Yale Sustainability microloans will help fund projects that might not qualify for regular budgetary funding, but that promise to save environmental resources as well as money. Loans will be given in amounts ranging from $500 to $100,000, and awarded by an expert committee based on a project’s financial benefit, environmental benefit, feasibility, innovation, and interdepartmental cooperation. By focusing on cooperation, the Fund aims to facilitate forward-thinking dialogue about the sustainability challenges facing the University, and the development of creative, situation-specific responses.
Individuals interested in applying should visit the Office of Sustainability website for more information and application materials.

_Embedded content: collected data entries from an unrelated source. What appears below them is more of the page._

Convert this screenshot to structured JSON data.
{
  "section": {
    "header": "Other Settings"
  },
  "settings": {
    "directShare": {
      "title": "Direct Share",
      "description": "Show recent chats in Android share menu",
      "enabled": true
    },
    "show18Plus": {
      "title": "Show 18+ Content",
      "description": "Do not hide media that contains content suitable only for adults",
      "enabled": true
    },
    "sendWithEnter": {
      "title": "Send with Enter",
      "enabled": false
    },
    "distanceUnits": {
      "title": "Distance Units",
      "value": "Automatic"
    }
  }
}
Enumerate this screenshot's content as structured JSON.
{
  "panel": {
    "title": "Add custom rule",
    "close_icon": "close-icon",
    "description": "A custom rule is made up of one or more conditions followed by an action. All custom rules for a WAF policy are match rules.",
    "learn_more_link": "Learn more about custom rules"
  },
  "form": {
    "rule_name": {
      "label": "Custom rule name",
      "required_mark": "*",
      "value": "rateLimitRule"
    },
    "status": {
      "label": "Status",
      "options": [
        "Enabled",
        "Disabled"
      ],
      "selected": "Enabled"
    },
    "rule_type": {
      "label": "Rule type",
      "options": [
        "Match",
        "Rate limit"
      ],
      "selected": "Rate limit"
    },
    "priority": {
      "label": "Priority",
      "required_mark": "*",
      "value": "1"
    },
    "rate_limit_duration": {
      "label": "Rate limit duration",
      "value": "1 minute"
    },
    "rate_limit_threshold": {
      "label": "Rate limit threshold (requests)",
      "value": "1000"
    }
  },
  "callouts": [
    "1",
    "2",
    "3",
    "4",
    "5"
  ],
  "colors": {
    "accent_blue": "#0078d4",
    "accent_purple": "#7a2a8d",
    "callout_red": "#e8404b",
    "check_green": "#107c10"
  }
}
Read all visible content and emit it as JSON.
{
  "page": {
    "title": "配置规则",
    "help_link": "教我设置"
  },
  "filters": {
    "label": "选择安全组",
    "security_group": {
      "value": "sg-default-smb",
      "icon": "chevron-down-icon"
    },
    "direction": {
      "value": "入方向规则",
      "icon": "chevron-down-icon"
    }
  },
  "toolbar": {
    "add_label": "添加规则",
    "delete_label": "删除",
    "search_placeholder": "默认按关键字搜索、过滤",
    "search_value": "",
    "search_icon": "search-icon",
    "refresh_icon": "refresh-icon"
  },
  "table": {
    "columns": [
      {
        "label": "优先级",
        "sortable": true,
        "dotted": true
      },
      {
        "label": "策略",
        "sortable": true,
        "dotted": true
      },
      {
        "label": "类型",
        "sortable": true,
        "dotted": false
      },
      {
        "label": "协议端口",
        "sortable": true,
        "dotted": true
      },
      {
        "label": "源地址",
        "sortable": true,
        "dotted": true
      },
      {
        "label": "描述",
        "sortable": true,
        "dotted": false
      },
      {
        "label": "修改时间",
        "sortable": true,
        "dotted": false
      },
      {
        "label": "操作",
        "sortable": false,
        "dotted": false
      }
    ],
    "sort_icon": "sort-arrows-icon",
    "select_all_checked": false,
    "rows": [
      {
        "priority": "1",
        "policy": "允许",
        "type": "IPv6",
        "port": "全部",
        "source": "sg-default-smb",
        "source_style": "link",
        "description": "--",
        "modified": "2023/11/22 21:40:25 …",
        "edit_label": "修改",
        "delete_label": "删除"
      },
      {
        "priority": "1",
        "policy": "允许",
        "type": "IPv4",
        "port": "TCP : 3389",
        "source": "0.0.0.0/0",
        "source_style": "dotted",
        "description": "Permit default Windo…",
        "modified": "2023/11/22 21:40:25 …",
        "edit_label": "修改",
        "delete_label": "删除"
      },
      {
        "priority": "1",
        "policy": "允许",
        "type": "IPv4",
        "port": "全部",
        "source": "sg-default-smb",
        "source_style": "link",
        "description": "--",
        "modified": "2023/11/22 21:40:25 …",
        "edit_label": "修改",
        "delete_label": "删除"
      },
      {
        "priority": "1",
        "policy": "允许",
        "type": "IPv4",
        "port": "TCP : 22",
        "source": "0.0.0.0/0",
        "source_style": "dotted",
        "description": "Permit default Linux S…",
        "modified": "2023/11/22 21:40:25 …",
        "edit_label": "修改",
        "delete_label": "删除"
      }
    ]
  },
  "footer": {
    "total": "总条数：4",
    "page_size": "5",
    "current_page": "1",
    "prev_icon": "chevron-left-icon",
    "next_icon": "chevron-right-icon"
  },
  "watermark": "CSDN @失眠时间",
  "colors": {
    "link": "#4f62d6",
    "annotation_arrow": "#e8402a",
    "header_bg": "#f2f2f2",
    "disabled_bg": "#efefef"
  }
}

Bulldog Sustainability Steps up its Game
The link between football tailgates and sustainability may have been underappreciated in the past, but this year Yale Athletics is sharpening its game with the expansion of the Bulldogs Sustainability program. Last fall saw a new host of initiatives engaging varsity student-athletes and fans alike in conversation and action concerning waste, and the Yale Athletic Program’s relationship with the environment.
One of the most successful and visible events was Yale’s participation in the Environmental Protection Agency’s Game Day Challenge, for which more than 80 colleges across the country attempted to divert the greatest percentage of their waste from traditional, closed streams. During the October 30th football game with Columbia, ten volunteers from STEP (Student Taskforce for Environmental Partnership), with five from the Varsity Swim Team, redirected 1000 pounds of waste from an unsustainable fate in an incinerator. Of that, 900 pounds were recycled and 100 pounds composted, for a total diversion rate of 22.5%, and production of half as much trash per person compared to previous games.
Increased availability of recycling and composting bins at the tailgate, collection of bottles from fans during the game, and a greater focus on education of the crowds contributed to this success. The unique opportunity to engage University employees and their families (provided with free food and admission as part of Yale’s “Employee Day”), meanwhile, helped expand the population that Yale Sustainability reaches. And the future of this initiative as an establishment in the Athletics Program looks bright: there are plans to repeat the efforts at every home football game, and expand to hockey as well.
Varsity student-athletes are also stepping up their commitment to the environment with Bulldog Sustainability’s Green Team, made up of a member from each team, who focus on pledging specific acts of sustainability, team by team. Women’s Field Hockey will be cutting down on wasted energy by unplugging electricity-sucking appliances when not in use, and Men’s Lacrosse will be hydrating during practices and games with reusable water bottles instead of excessive disposable cups. Whether you find yourself in Payne Whitney Gym or among the crowds at a future Yale game, be on the lookout for signs of a more resource-efficient Yale Athletics program, and ways in which you can personally contribute.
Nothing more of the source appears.